LW: People often don’t like it when I say this, but: good married sex is allowed to be ordinary. Premarital sex derives its seeming thrills from instability, from the unavoidable uncertainties of non-marriage relationships. There is nothing ordinary about non-marital sex; it has no normal qualities. When you are sleeping with a guy you just picked up at a bar, you are not bringing your whole self to him; you inevitably dissemble, hiding the fact that you had a lousy week at work, hiding the fact that your sister screamed at you and you are fragile. In marital sex, we are allowed to bring our whole (messy, broken) selves into the bedroom.
TOJ: How we live out our sexual lives cannot be a private affair, it affects community and needs to be part of a larger community conversation. Could you define what community is and what private life is? If sex belongs in marriage, what role does marriage and sex play in the Christian community? And how can the discussion of sex become part of the larger community conversation?
LW: In the Christian grammar, very little is private. Some things might be personal, but very little (if anything) is truly private. When we are baptized, we are opening up the whole of ourselves and our lives to the church – we are allowing our very body to be knitted into the body of Christ. So categories of experience that secular America has defined as “private” – how we spend money, how we have sex, how we inhabit time, for example – these are categories that are no longer ours but are part and parcel of our living in community.

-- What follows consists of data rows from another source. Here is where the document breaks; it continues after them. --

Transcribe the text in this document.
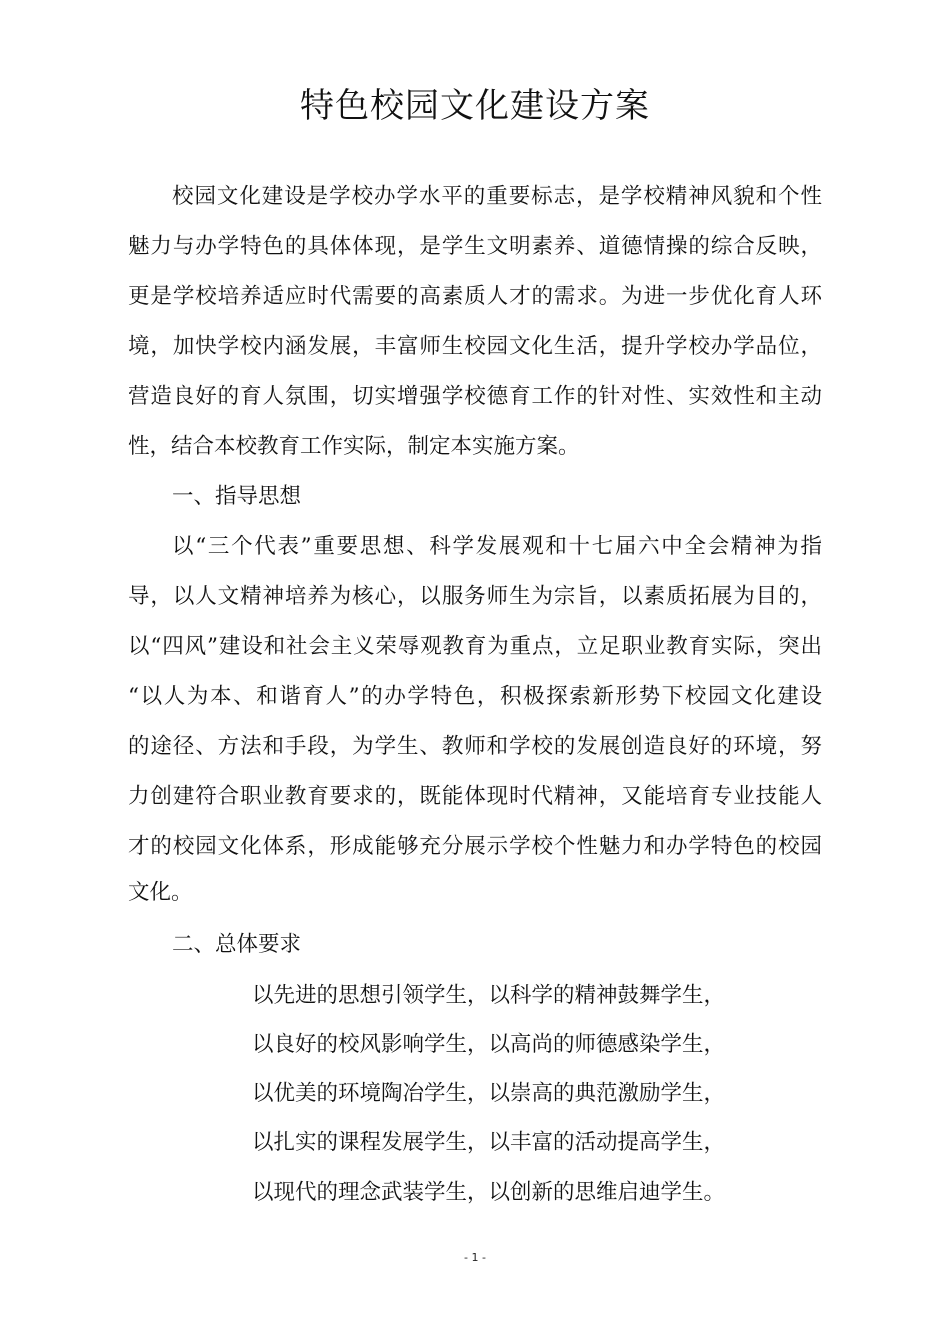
特色校园文化建设方案
校园文化建设是学校办学水平的重要标志，是学校精神风貌和个性
魅力与办学特色的具体体现，是学生文明素养、道德情操的综合反映，
更是学校培养适应时代需要的高素质人才的需求。为进一步优化育人环
境，加快学校内涵发展，丰富师生校园文化生活，提升学校办学品位，
营造良好的育人氛围，切实增强学校德育工作的针对性、实效性和主动
性，结合本校教育工作实际，制定本实施方案。
一、指导思想
以“三个代表”重要思想、科学发展观和十七届六中全会精神为指
导，以人文精神培养为核心，以服务师生为宗旨，以素质拓展为目的，
以“四风”建设和社会主义荣辱观教育为重点，立足职业教育实际，突出
“以人为本、和谐育人”的办学特色，积极探索新形势下校园文化建设
的途径、方法和手段，为学生、教师和学校的发展创造良好的环境，努
力创建符合职业教育要求的，既能体现时代精神，又能培育专业技能人
才的校园文化体系，形成能够充分展示学校个性魅力和办学特色的校园
文化。
二、总体要求
以先进的思想引领学生，以科学的精神鼓舞学生，
以良好的校风影响学生，以高尚的师德感染学生，
以优美的环境陶冶学生，以崇高的典范激励学生，
以扎实的课程发展学生，以丰富的活动提高学生，
以现代的理念武装学生，以创新的思维启迪学生。
- 1 -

One of the many experiences America has privatized is marriage; we believe that marriage is something given to two people for their companionship, fulfillment, happiness, and perhaps for the rearing of children. While companionship, kids, et cetera, are clearly part of marriage, in the Christian landscape I think we have to see that marriage is not given exclusively, or even primarily, to the couple. (And insofar as it is given to them, it is for their transformation, not their fulfillment.) It is given to the community, the church, to be a sign to the community of God’s relentless faithfulness. Other people’s marriages instruct me in what faithfulness looks like.
TOJ: Both you and Wendell Berry discuss the idea of sex outside of marriage as merely a distorted imitation of sex. When intercourse is portrayed in movies, T.V., or other media such as pornography, it becomes only what an artist, director, or screenwriter interprets it to be. So often, then, media defines for the rest of us what is erotic. Can you help to describe erotic and also what happens when the erotic becomes a commodity? Have we turned “erotic” into an idea about individual pleasure and therefore don’t have a healthy view of what erotic is?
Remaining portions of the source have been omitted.